Nota de pesar sobre o incêndio no Museu Nacional do Rio de Janeiro

Publicado em:  3 de setembro de 2018

 

Na noite deste domingo, 02 de setembro de 2018, o país viu com desolação uma parte preciosíssima de seu patrimônio histórico, científico e cultural ser destruído por um incêndio de grandes proporções que devastou o Museu Nacional, na Quinta da Boa Vista, em São Cristóvão, Rio de Janeiro. Foi com grande preocupação e desolamento que todo o país viu pela TV o fogo destruindo um acervo de valor incalculável, resultante dos esforços e trabalho incansável de milhares de pessoas que vinham se dedicando a esta tarefa ao longo dos últimos 200 anos.

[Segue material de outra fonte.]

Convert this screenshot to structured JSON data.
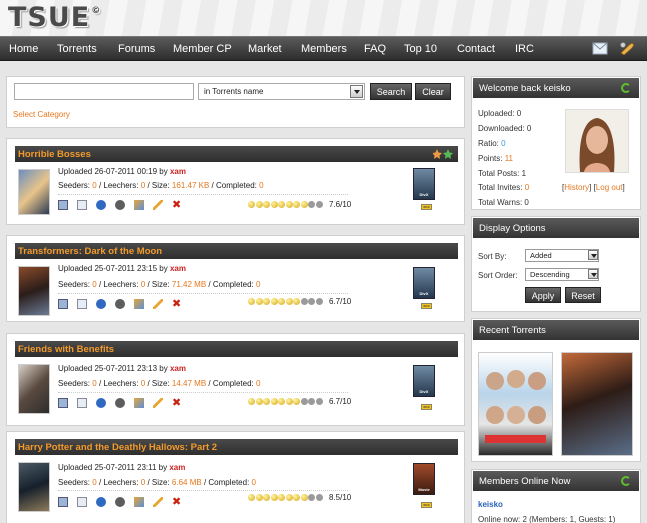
{
  "header": {
    "logo": "TSUE",
    "logo_mark": "©"
  },
  "nav": {
    "items": [
      "Home",
      "Torrents",
      "Forums",
      "Member CP",
      "Market",
      "Members",
      "FAQ",
      "Top 10",
      "Contact",
      "IRC"
    ],
    "icons": [
      "mail-icon",
      "tools-icon"
    ]
  },
  "search": {
    "input_value": "",
    "field_select": "in Torrents name",
    "search_label": "Search",
    "clear_label": "Clear",
    "select_category": "Select Category"
  },
  "torrents": [
    {
      "title": "Horrible Bosses",
      "uploaded": "Uploaded 26-07-2011 00:19 by",
      "uploader": "xam",
      "seeders": "0",
      "leechers": "0",
      "size": "161.47 KB",
      "completed": "0",
      "score": "7.6/10",
      "stars_full": 8,
      "stars_total": 10,
      "format": "DivX",
      "imdb": "IMDb"
    },
    {
      "title": "Transformers: Dark of the Moon",
      "uploaded": "Uploaded 25-07-2011 23:15 by",
      "uploader": "xam",
      "seeders": "0",
      "leechers": "0",
      "size": "71.42 MB",
      "completed": "0",
      "score": "6.7/10",
      "stars_full": 7,
      "stars_total": 10,
      "format": "DivX",
      "imdb": "IMDb"
    },
    {
      "title": "Friends with Benefits",
      "uploaded": "Uploaded 25-07-2011 23:13 by",
      "uploader": "xam",
      "seeders": "0",
      "leechers": "0",
      "size": "14.47 MB",
      "completed": "0",
      "score": "6.7/10",
      "stars_full": 7,
      "stars_total": 10,
      "format": "DivX",
      "imdb": "IMDb"
    },
    {
      "title": "Harry Potter and the Deathly Hallows: Part 2",
      "uploaded": "Uploaded 25-07-2011 23:11 by",
      "uploader": "xam",
      "seeders": "0",
      "leechers": "0",
      "size": "6.64 MB",
      "completed": "0",
      "score": "8.5/10",
      "stars_full": 8,
      "stars_total": 10,
      "format": "Movie",
      "imdb": "IMDb"
    }
  ],
  "labels": {
    "seeders": "Seeders:",
    "leechers": "Leechers:",
    "size": "Size:",
    "completed": "Completed:"
  },
  "welcome": {
    "title": "Welcome back keisko",
    "uploaded": "Uploaded: 0",
    "downloaded": "Downloaded: 0",
    "ratio_label": "Ratio:",
    "ratio_value": "0",
    "points_label": "Points:",
    "points_value": "11",
    "total_posts": "Total Posts: 1",
    "total_invites_label": "Total Invites:",
    "total_invites_value": "0",
    "total_warns": "Total Warns: 0",
    "history": "History",
    "logout": "Log out"
  },
  "display_options": {
    "title": "Display Options",
    "sort_by_label": "Sort By:",
    "sort_by_value": "Added",
    "sort_order_label": "Sort Order:",
    "sort_order_value": "Descending",
    "apply": "Apply",
    "reset": "Reset"
  },
  "recent": {
    "title": "Recent Torrents"
  },
  "online": {
    "title": "Members Online Now",
    "member": "keisko",
    "summary": "Online now: 2 (Members: 1, Guests: 1)"
  },
  "colors": {
    "accent": "#e5771e",
    "link_red": "#cc2222",
    "nav_bg": "#333333",
    "ratio_blue": "#3a9ad9"
  }
}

Neste momento é impossível deixar de mencionar o estado de grande fragilidade em que se encontra boa parte dos museus brasileiros sob guarda da administração pública de nosso país. Não podemos deixar de destacar que este estado de abandono também pode ser percebido em várias instituições científicas do Brasil que guardam acervos cientí­ficos de valor incomensurável, de grande importância para toda a humanidade. Sem contar com o necessário apoio das autoridades representantes do Poder Público brasileiro, estas instituições encontram-se hoje em estado de vulnerabilidade grave.

Há alguns anos, tivemos no IDSM um pequeno foco de incêndio no interior da sala do acervo ictiológico, que abrigava uma importante coleção de referência dos peixes de algumas das maiores bacias hidrográficas do oeste da Amazônia brasileira. Por muita sorte, este foco de incêndio, causado por um curto circuito no sistema de refrigeração, foi detectado e debelado a tempo. Desde então conseguimos construir instalações adequadas para abrigar nossas coleções biológicas. Todavia, até o momento as coleções arqueológica e etnográfica do IDSM ainda não foram contempladas com instalações adequadas. Mesmo assim, acreditamos que conseguimos minimizar sensivelmente os riscos que pairam sobre estas coleções. Nem todas as instituições brasileiras que guardam acervos, contudo, tiveram esta mesma sorte com a proteção a seus acervos. Neste momento, muitas delas ainda são vulneráveis a incêndios, enchentes, e outras grandes fontes de risco.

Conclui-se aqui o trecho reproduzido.